When Acquiring Talent, Time Kills All Deals

talent-acquisition-strategies

What was true way back then is still true today

At the beginning of my recruiting career back in the early 1990s, I worked for a very intelligent boss. It was sometime in my first year or so in my new career with Brad that he called me into his office for a chat.

The topic of that day’s chat was Brad’s attempt to explain to me how stretching a placement process out over an extended period of time is generally a mistake. Brad explained to me how “Time Kills all Deals” when it comes to acquiring talent.

Here I am 25 years later and Brad’s words still run around in my head. The difference now is that I’ve experienced what happens when time kills talent acquisition deals. Back in 1990, it was Brad’s experience that I had to live on since I did not yet have much placement experience of my own.

Why does time kill talent acquisition deals?

When recruiting is executed properly, true recruiting is selling. When a job candidate has been properly sold an opportunity that aligns with their idea of career advancement, from a psychological point of view, the most analytical and introverted human being on the planet still gets excited inside when they think their personal professional situation is about to improve.

How long does excitement over a new job prospect last?

There likely is not a scientific study to capture the exact amount of time a person can stay excited about a new career opportunity but there is no doubt that excitement fizzles over time and the amount of time is shorter than you might think.

Job candidates are like bananas

Hopefully you like bananas because the lifespan of a banana is the best analogy I’ve ever come up with to explain the lifespan of a person’s psychological excitement when approached with an exciting career opportunity.

It is common to buy a bundle of bananas at the grocery store when they are still green.
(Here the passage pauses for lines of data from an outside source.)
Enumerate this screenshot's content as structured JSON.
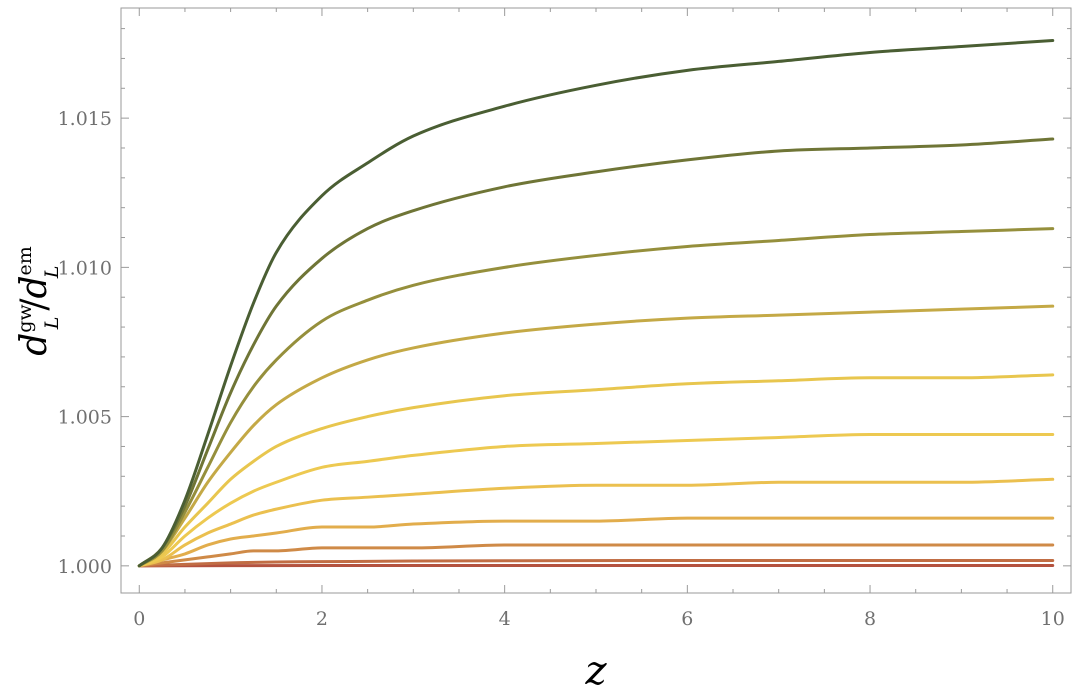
{
  "chart_data": {
    "type": "line",
    "title": "",
    "xlabel": "z",
    "ylabel": {
      "base": "d",
      "sup_num": "gw",
      "sub_num": "L",
      "sep": "/",
      "sup_den": "em",
      "sub_den": "L"
    },
    "xlim": [
      -0.2,
      10.2
    ],
    "ylim": [
      0.99909,
      1.01869
    ],
    "x_ticks": [
      0,
      2,
      4,
      6,
      8,
      10
    ],
    "x_tick_labels": [
      "0",
      "2",
      "4",
      "6",
      "8",
      "10"
    ],
    "y_ticks": [
      1.0,
      1.005,
      1.01,
      1.015
    ],
    "y_tick_labels": [
      "1.000",
      "1.005",
      "1.010",
      "1.015"
    ],
    "grid": false,
    "legend": "none",
    "series": [
      {
        "color": "#4a5e33",
        "values": [
          [
            0,
            1.0
          ],
          [
            0.25,
            1.0006
          ],
          [
            0.5,
            1.0022
          ],
          [
            0.75,
            1.0044
          ],
          [
            1,
            1.0067
          ],
          [
            1.25,
            1.0088
          ],
          [
            1.5,
            1.0105
          ],
          [
            2,
            1.0124
          ],
          [
            2.5,
            1.0135
          ],
          [
            3,
            1.0144
          ],
          [
            4,
            1.0154
          ],
          [
            5,
            1.0161
          ],
          [
            6,
            1.0166
          ],
          [
            7,
            1.0169
          ],
          [
            8,
            1.0172
          ],
          [
            9,
            1.0174
          ],
          [
            10,
            1.0176
          ]
        ]
      },
      {
        "color": "#6f7536",
        "values": [
          [
            0,
            1.0
          ],
          [
            0.25,
            1.0006
          ],
          [
            0.5,
            1.002
          ],
          [
            0.75,
            1.0039
          ],
          [
            1,
            1.0058
          ],
          [
            1.25,
            1.0074
          ],
          [
            1.5,
            1.0087
          ],
          [
            2,
            1.0103
          ],
          [
            2.5,
            1.0113
          ],
          [
            3,
            1.0119
          ],
          [
            4,
            1.0127
          ],
          [
            5,
            1.0132
          ],
          [
            6,
            1.0136
          ],
          [
            7,
            1.0139
          ],
          [
            8,
            1.014
          ],
          [
            9,
            1.0141
          ],
          [
            10,
            1.0143
          ]
        ]
      },
      {
        "color": "#958f3c",
        "values": [
          [
            0,
            1.0
          ],
          [
            0.25,
            1.0005
          ],
          [
            0.5,
            1.0018
          ],
          [
            0.75,
            1.0033
          ],
          [
            1,
            1.0048
          ],
          [
            1.25,
            1.006
          ],
          [
            1.5,
            1.0069
          ],
          [
            2,
            1.0082
          ],
          [
            2.5,
            1.0089
          ],
          [
            3,
            1.0094
          ],
          [
            4,
            1.01
          ],
          [
            5,
            1.0104
          ],
          [
            6,
            1.0107
          ],
          [
            7,
            1.0109
          ],
          [
            8,
            1.0111
          ],
          [
            9,
            1.0112
          ],
          [
            10,
            1.0113
          ]
        ]
      },
      {
        "color": "#c4a946",
        "values": [
          [
            0,
            1.0
          ],
          [
            0.25,
            1.0005
          ],
          [
            0.5,
            1.0016
          ],
          [
            0.75,
            1.0028
          ],
          [
            1,
            1.0038
          ],
          [
            1.25,
            1.0047
          ],
          [
            1.5,
            1.0054
          ],
          [
            2,
            1.0063
          ],
          [
            2.5,
            1.0069
          ],
          [
            3,
            1.0073
          ],
          [
            4,
            1.0078
          ],
          [
            5,
            1.0081
          ],
          [
            6,
            1.0083
          ],
          [
            7,
            1.0084
          ],
          [
            8,
            1.0085
          ],
          [
            9,
            1.0086
          ],
          [
            10,
            1.0087
          ]
        ]
      },
      {
        "color": "#e8c64e",
        "values": [
          [
            0,
            1.0
          ],
          [
            0.25,
            1.0004
          ],
          [
            0.5,
            1.0013
          ],
          [
            0.75,
            1.0021
          ],
          [
            1,
            1.0029
          ],
          [
            1.25,
            1.0035
          ],
          [
            1.5,
            1.004
          ],
          [
            2,
            1.0046
          ],
          [
            2.5,
            1.005
          ],
          [
            3,
            1.0053
          ],
          [
            4,
            1.0057
          ],
          [
            5,
            1.0059
          ],
          [
            6,
            1.0061
          ],
          [
            7,
            1.0062
          ],
          [
            8,
            1.0063
          ],
          [
            9,
            1.0063
          ],
          [
            10,
            1.0064
          ]
        ]
      },
      {
        "color": "#edc951",
        "values": [
          [
            0,
            1.0
          ],
          [
            0.25,
            1.0003
          ],
          [
            0.5,
            1.001
          ],
          [
            0.75,
            1.0016
          ],
          [
            1,
            1.0021
          ],
          [
            1.25,
            1.0025
          ],
          [
            1.5,
            1.0028
          ],
          [
            2,
            1.0033
          ],
          [
            2.5,
            1.0035
          ],
          [
            3,
            1.0037
          ],
          [
            4,
            1.004
          ],
          [
            5,
            1.0041
          ],
          [
            6,
            1.0042
          ],
          [
            7,
            1.0043
          ],
          [
            8,
            1.0044
          ],
          [
            9,
            1.0044
          ],
          [
            10,
            1.0044
          ]
        ]
      },
      {
        "color": "#ebc04f",
        "values": [
          [
            0,
            1.0
          ],
          [
            0.25,
            1.0002
          ],
          [
            0.5,
            1.0007
          ],
          [
            0.75,
            1.0011
          ],
          [
            1,
            1.0014
          ],
          [
            1.25,
            1.0017
          ],
          [
            1.5,
            1.0019
          ],
          [
            2,
            1.0022
          ],
          [
            2.5,
            1.0023
          ],
          [
            3,
            1.0024
          ],
          [
            4,
            1.0026
          ],
          [
            5,
            1.0027
          ],
          [
            6,
            1.0027
          ],
          [
            7,
            1.0028
          ],
          [
            8,
            1.0028
          ],
          [
            9,
            1.0028
          ],
          [
            10,
            1.0029
          ]
        ]
      },
      {
        "color": "#e2ad4c",
        "values": [
          [
            0,
            1.0
          ],
          [
            0.25,
            1.0002
          ],
          [
            0.5,
            1.0004
          ],
          [
            0.75,
            1.0007
          ],
          [
            1,
            1.0009
          ],
          [
            1.25,
            1.001
          ],
          [
            1.5,
            1.0011
          ],
          [
            2,
            1.0013
          ],
          [
            2.5,
            1.0013
          ],
          [
            3,
            1.0014
          ],
          [
            4,
            1.0015
          ],
          [
            5,
            1.0015
          ],
          [
            6,
            1.0016
          ],
          [
            7,
            1.0016
          ],
          [
            8,
            1.0016
          ],
          [
            9,
            1.0016
          ],
          [
            10,
            1.0016
          ]
        ]
      },
      {
        "color": "#cf8a47",
        "values": [
          [
            0,
            1.0
          ],
          [
            0.25,
            1.0001
          ],
          [
            0.5,
            1.0002
          ],
          [
            0.75,
            1.0003
          ],
          [
            1,
            1.0004
          ],
          [
            1.25,
            1.0005
          ],
          [
            1.5,
            1.0005
          ],
          [
            2,
            1.0006
          ],
          [
            2.5,
            1.0006
          ],
          [
            3,
            1.0006
          ],
          [
            4,
            1.0007
          ],
          [
            5,
            1.0007
          ],
          [
            6,
            1.0007
          ],
          [
            7,
            1.0007
          ],
          [
            8,
            1.0007
          ],
          [
            9,
            1.0007
          ],
          [
            10,
            1.0007
          ]
        ]
      },
      {
        "color": "#c16d44",
        "values": [
          [
            0,
            1.0
          ],
          [
            0.5,
            1.00005
          ],
          [
            1,
            1.0001
          ],
          [
            1.5,
            1.00013
          ],
          [
            2,
            1.00014
          ],
          [
            3,
            1.00016
          ],
          [
            4,
            1.00017
          ],
          [
            6,
            1.00018
          ],
          [
            8,
            1.00018
          ],
          [
            10,
            1.00018
          ]
        ]
      },
      {
        "color": "#b4523f",
        "values": [
          [
            0,
            1.0
          ],
          [
            2,
            1.00001
          ],
          [
            4,
            1.00001
          ],
          [
            6,
            1.00001
          ],
          [
            8,
            1.00001
          ],
          [
            10,
            1.00001
          ]
        ]
      }
    ]
  }
}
Once you take this bundle of bananas home, it only takes 2-3 days for the bundle to begin to turn yellow depending on how green they were when purchased.

Let 2-3 additional days pass and your bundle of yellow bananas will not just be yellow, they’ll start to develop brown spots.
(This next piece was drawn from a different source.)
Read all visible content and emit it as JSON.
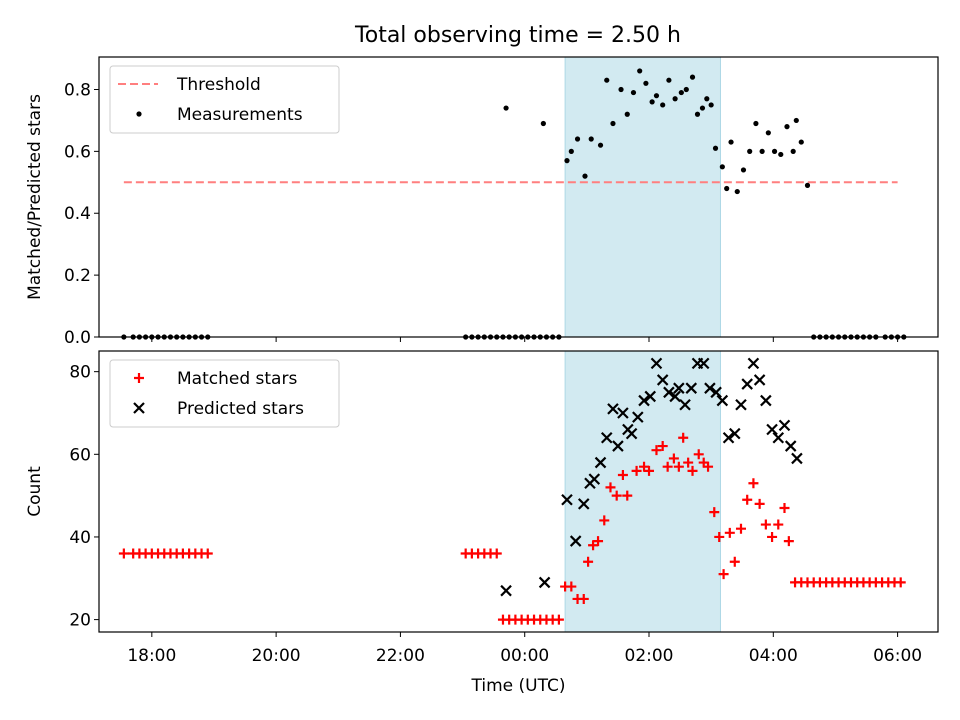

Whatever your banana ripeness preference is, the reality of the lifespan of a banana on the shelf is that by the 6 to 8 day on the shelf, the banana has passed most people’s taste preference.

How long have you stayed excited about career opportunities?

If you think about the last time you found yourself excited about a potential career move, were you able to maintain excitement after a week or more of silence from the side of your prospective employer?

Placement processes do not have to conclude in one week but placement processes that are not deliberately built with communication at regular intervals will lose momentum quickly.

Talent acquisition strategy…Does your company have one?

Psychologically, we as human beings frequently have short attention spans. If your company is seeking top talent, talent that is generally employed down the road or across the country by your competitors, you need a well-thought-out, strategic talent acquisition process in place.

There are many elements to a strategic talent acquisition process. Today, my focus is solely on communication.

The result of not having a strategic talent acquisition process in place is that you will lose top talent whether that talent was looking for a new job when you first made contact or whether the talent was directly recruited for you and they were not previously looking for a career move.

Once psychologically pushed into action, talented people do not sit around waiting for situations that might or might not materialize. Once a talented person’s mind has slipped into the mode of considering the next step in their career, it does not take much effort on the part of the talented person to find other opportunities to explore outside of the opportunity you put in front of them.